Frustratingly, I don’t expect much useful to come out of the report. Yes, it will delve into the NASA culture that caused this, and yes, it will have recommendations as to how to fix it, just as did the Rogers Commission in the wake of the Challenger loss some seventeen years ago. And yes, NASA may even accept and incorporate some of those recommendations into its operations and organization.

In fact, as an employee of the shuttle contractor at the time, I remember the fallout of the Rogers Commission. It was a typical bureaucratic response, setting up “safety committees” and the encouragement of reporting of perceived “safety” violations of the shuttle system.

None of which, of course, addressed the real problem, which was the fundamental design and philosophy of the space shuttle, and indeed the manned space program itself.

Whatever recommendations Admiral Gehman has, they will never make the shuttle “safe.” The safety of the shuttle was determined almost three decades ago, when budgetary constraints determined its final design, and any changes at this point are at best nibbling around the margins and, at worst, a public-relations ploy, just as the “escape pole” put in the system after the Challenger loss was. Anyone familiar with that system knows that it’s a joke, and a bad one, that adds weight to the system and will be useful in only the most improbable of circumstances.

The reality that the American people must accept is that the Shuttle will never be “safe.” Many decisions have been made over the decades (over three now) since the decision to start the program itself that have ensured that such a state will be an impossibility, by any reasonable definition.
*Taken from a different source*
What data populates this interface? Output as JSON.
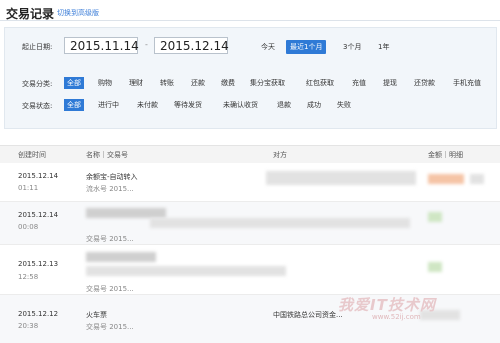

That doesn’t mean that space travel itself can never be safe, in the conventional sense of the word (e.g., like flying on an airliner), but in order to make it so, it will be necessary to develop the industry in much the same way that the aviation industry developed–over years and decades, and by trying many different approaches, rather than a single, government-mandated one. It will require systems that fly hundreds and thousand of times, rather than a few a year.

In other words, it will require commercial systems, after commercial markets. That’s all right, though, because such systems are being developed as we write and read this column.

Despite the two-and-a-half-year standown in the late 1980s, the shuttle would have been relatively safe to fly a week after the loss of the Challenger–the only requirement would have been to not fly it in freezing weather. What brought it down was an improbable set of circumstances, unlikely to be repeated.

Similarly, the Gehman commission will come out with a set of recommendations that may slightly reduce the (improbable) likelihood of a repeat of the Columbia loss. They will be expensive, and probably further reduce the flight rate while increasing costs, and increase safety or decrease the risk of vehicle loss very little, but they’ll have satisfied the political imperative.

The important thing to understand is that ultimately, until we decide what we want to actually accomplish in space (as opposed to continuing to create “jobs” in the requisite congressional districts and pump money to the Russians), to make marginal improvements in the current ways of doing NASA’s business-as-usual will be the equivalent of putting bandaids on a massively-hemmorrhaging wound–or to use another metaphor, rearranging the deck chairs on the Titanic.

Of course, at least the latter had a band.